Préparation des échantillons pour le dosage :
Les échantillons sont analysés selon la technique dite de « l’espace de
tête » dans les conditions suivantes :
Le vin à doser est placé dans une demi-bouteille (375 mL) à laquelle
on soustrait 75 mL de l’échantillon. L’échantillon à analyser est fermé
hermétiquement à l’aide d’un bouchon à jupe rabattable. Après
24 heures à température ambiante et à l’obscurité afin d’éviter l’apparition
d’éventuels « goûts de lumière », prélèvement d’un volume connu
de gaz à l’aide d’une seringue à insuline. Injection de 1 ml.
1.2.4 ANALYSE SENSORIELLE
Les dégustations ont été réalisées à l’aveugle par un jury expérimenté
d’œnologues et de chefs de cave. Le jury (10 à 15 personnes) s’accorde
sur un vocabulaire visant à caractériser les niveaux d’oxydation
ou de réduction du champagne sur une échelle de 0 à 5 (0 = nul,
5 = fort).
Les vins présentant des notes plutôt soufrées, animales, fermentaires,
sont notés à « tendance réduite ». Les arômes qualifiés de fruits cuits,
fruits mûrs, compotés, sont associés à des caractères « d’oxydation ».

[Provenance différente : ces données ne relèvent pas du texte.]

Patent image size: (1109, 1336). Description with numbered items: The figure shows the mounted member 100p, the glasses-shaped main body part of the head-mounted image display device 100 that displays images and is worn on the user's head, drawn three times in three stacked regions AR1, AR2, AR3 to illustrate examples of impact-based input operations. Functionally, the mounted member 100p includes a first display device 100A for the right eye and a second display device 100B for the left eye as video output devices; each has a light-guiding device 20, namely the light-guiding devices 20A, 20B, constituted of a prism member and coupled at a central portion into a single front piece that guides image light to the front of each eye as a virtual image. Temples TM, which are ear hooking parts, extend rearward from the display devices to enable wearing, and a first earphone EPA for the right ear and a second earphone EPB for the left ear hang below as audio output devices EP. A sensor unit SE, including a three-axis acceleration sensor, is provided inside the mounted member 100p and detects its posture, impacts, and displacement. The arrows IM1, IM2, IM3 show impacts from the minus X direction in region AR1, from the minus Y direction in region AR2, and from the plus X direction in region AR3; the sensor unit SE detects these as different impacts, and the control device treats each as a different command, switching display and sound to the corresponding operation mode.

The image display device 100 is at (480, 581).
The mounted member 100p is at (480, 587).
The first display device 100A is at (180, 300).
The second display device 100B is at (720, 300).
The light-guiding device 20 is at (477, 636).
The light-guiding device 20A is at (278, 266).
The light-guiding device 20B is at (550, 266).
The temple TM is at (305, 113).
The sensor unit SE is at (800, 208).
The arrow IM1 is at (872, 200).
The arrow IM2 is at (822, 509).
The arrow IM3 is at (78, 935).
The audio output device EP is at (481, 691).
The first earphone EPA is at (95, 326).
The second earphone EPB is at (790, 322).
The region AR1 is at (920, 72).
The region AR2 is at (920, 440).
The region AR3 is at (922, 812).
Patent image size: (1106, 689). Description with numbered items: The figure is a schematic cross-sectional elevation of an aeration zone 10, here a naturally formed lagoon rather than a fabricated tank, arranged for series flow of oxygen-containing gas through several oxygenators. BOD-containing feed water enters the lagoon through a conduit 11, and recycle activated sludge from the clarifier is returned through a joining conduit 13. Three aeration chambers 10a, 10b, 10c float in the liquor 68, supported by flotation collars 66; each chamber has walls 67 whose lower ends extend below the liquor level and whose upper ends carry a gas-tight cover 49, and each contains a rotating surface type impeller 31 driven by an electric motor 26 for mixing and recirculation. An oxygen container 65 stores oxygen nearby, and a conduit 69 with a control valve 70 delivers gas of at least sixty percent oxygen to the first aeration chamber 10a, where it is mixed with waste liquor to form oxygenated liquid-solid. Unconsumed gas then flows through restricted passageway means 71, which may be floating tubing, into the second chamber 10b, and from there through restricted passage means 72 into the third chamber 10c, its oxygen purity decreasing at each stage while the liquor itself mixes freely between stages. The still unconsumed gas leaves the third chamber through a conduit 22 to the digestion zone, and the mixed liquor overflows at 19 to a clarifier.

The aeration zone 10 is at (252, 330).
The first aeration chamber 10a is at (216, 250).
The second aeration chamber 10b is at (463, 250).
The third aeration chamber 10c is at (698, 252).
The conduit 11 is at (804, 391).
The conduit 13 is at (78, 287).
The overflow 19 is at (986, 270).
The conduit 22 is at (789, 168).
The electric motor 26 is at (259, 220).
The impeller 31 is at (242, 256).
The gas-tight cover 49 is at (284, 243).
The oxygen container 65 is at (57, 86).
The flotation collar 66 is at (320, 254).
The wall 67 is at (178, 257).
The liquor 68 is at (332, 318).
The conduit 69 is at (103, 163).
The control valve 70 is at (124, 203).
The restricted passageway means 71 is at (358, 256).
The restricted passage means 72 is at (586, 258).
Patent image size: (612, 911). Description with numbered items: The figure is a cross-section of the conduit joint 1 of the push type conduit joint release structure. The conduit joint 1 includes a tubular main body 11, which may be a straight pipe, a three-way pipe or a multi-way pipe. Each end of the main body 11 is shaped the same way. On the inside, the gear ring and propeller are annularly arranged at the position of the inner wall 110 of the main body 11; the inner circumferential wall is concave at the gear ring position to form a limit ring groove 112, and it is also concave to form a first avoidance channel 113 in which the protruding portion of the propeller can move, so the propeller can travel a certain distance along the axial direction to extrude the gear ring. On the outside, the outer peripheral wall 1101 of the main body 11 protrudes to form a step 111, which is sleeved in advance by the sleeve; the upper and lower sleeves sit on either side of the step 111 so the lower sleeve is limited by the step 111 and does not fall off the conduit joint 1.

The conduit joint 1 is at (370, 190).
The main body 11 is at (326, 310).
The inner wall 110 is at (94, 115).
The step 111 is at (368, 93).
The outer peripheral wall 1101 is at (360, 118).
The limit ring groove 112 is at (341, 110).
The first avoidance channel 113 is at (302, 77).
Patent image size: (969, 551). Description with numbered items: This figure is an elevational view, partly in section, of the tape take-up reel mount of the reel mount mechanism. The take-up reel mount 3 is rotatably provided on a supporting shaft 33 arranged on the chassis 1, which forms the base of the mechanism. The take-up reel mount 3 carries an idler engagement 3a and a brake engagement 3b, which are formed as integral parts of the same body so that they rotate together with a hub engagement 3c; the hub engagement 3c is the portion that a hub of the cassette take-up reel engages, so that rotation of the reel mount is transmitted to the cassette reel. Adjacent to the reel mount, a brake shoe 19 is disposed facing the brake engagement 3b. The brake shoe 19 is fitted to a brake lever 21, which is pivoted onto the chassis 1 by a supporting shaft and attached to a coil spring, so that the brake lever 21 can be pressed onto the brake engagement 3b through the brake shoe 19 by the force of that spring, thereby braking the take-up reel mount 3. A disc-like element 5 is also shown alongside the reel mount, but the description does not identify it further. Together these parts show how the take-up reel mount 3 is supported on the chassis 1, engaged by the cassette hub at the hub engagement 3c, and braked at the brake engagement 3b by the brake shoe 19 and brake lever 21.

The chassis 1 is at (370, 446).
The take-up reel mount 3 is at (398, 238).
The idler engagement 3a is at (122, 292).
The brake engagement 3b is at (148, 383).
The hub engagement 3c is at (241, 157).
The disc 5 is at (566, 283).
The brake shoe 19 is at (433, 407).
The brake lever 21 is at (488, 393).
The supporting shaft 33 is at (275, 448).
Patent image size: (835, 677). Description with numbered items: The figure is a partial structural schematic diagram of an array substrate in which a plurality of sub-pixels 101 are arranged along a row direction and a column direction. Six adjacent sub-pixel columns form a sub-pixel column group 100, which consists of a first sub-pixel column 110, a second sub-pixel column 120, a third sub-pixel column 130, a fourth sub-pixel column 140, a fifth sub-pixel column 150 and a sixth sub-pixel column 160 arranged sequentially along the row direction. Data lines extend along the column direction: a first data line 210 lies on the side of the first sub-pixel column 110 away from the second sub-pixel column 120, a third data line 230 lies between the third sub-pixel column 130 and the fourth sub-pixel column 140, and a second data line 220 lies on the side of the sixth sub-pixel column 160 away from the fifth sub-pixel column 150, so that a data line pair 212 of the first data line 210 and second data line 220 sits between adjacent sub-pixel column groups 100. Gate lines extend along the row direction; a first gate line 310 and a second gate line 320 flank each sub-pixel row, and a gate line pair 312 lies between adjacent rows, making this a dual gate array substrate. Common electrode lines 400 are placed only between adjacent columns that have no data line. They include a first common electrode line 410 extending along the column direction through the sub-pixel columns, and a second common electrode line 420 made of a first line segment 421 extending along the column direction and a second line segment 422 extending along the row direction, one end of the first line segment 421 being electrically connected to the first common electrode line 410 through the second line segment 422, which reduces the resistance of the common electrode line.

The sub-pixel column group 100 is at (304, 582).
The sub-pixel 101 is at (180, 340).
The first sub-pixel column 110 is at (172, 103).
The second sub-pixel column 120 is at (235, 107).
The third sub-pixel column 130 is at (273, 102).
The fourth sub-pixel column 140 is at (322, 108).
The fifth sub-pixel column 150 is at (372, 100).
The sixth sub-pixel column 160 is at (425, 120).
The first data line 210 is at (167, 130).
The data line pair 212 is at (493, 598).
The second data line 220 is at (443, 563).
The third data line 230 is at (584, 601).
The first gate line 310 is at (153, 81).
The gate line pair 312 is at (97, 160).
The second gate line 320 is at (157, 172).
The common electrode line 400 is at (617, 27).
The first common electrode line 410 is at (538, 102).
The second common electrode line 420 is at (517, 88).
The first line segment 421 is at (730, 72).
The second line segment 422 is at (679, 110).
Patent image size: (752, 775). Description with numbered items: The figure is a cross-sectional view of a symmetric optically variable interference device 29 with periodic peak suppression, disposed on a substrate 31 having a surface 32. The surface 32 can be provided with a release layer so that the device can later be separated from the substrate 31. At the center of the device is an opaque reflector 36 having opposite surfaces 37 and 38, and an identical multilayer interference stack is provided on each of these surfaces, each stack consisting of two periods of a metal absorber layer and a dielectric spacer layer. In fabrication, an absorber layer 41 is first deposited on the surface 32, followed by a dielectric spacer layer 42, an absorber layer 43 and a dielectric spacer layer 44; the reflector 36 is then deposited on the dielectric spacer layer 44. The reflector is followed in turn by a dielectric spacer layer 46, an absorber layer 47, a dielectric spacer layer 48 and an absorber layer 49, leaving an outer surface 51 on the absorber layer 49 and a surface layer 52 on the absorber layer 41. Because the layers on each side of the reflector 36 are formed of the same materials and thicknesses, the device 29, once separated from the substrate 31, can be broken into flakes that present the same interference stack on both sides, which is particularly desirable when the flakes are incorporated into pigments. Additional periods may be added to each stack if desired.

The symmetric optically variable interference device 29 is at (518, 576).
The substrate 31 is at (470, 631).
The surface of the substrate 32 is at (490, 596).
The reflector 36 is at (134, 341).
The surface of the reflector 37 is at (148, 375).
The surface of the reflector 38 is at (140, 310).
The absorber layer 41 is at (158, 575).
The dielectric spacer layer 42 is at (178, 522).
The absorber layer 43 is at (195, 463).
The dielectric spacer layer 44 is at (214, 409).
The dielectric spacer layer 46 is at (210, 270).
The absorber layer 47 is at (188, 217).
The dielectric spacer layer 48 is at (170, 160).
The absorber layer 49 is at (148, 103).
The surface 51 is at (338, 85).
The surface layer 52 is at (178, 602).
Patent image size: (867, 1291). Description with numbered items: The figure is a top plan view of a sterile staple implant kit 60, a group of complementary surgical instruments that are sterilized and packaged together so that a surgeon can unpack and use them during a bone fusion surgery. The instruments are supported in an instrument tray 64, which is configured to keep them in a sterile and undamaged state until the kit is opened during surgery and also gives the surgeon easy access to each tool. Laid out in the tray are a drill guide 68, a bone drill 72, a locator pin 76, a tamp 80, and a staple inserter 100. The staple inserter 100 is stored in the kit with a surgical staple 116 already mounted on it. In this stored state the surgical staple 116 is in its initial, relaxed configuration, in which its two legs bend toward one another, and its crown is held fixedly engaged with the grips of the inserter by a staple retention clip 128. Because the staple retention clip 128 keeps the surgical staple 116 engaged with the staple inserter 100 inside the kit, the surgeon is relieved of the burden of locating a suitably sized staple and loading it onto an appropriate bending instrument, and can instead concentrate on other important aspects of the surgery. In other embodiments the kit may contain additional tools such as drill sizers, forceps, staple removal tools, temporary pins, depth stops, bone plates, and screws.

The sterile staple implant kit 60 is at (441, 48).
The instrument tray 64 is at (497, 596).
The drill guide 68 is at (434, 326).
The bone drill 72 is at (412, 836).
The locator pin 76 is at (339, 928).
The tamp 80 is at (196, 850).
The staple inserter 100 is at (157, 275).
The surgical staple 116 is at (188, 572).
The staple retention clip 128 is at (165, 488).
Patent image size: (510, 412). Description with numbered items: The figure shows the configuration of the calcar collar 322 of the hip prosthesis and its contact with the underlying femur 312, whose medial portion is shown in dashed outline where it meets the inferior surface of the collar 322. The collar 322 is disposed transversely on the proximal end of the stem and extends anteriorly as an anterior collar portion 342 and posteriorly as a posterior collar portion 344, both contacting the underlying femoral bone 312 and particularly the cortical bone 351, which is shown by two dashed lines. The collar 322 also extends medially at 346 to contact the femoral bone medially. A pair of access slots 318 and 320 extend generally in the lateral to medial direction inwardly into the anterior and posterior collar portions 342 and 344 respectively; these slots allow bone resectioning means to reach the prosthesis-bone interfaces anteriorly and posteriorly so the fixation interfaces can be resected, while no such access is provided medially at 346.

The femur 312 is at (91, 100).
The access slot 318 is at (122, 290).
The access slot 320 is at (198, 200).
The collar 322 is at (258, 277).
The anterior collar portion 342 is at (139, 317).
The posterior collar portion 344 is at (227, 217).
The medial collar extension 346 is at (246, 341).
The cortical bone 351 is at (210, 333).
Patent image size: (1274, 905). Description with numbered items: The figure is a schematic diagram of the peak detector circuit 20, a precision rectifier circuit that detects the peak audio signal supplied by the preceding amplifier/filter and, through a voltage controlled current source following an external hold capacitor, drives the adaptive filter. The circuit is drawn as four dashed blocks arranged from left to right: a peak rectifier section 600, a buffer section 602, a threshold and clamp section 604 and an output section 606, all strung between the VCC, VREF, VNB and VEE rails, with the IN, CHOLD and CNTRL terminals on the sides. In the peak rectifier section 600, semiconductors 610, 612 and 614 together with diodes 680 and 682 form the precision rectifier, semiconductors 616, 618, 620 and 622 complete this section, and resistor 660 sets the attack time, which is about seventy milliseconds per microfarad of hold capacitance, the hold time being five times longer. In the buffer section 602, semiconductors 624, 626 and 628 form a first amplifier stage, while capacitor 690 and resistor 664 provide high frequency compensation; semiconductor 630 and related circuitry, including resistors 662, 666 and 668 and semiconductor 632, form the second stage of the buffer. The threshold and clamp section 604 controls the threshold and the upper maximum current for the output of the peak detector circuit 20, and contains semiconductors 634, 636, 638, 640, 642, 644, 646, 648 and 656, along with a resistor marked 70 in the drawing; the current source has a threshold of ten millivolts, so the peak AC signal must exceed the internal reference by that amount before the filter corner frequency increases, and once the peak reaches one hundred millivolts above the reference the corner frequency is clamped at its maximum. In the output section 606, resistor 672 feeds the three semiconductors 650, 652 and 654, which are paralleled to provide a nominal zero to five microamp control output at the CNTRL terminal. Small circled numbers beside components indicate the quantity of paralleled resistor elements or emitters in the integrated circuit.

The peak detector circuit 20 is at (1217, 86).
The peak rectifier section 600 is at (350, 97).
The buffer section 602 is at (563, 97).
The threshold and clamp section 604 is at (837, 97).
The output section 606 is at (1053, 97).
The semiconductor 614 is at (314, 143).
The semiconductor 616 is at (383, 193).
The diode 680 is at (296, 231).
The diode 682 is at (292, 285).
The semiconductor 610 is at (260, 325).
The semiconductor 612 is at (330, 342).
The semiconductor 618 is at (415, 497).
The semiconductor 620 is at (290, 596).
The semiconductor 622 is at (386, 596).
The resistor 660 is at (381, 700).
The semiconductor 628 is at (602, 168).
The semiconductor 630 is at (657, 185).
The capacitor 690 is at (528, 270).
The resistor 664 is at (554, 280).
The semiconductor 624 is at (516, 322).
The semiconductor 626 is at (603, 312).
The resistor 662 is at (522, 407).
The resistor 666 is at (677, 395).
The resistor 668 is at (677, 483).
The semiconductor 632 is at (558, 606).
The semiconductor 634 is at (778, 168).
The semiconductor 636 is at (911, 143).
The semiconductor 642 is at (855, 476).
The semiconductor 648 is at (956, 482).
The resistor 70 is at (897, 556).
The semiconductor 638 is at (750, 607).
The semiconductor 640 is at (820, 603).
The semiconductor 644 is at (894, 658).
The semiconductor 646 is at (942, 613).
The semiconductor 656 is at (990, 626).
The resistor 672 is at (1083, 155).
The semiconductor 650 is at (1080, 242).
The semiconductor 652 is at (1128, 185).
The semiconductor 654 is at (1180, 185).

Les dégustateurs doivent apprécier rapidement le type d’évolution du
vin et ce sur 10 bouteilles par lot, codées, réparties au hasard sur les
postes parmi l’ensemble des bouteilles à déguster (maximum
30 bouteilles, soit 3 lots de 10 bouteilles).
Les résultats sont représentés sous forme de diagramme en bâtons ou
de camemberts colorés. Les notations sont regroupées de la manière
suivante :
• jaune = 0, 1 réduction ou 1 oxydation,
• orange = 2 et 3 oxydation
• rouge = 4 et 5 oxydation
• vert clair = 2 et 3 réduction
• vert foncé = 4 et 5 réduction
Les notes moyennes du jury permettent d’avoir ainsi une idée du profil
sensoriel de chaque vin noté par ce panel.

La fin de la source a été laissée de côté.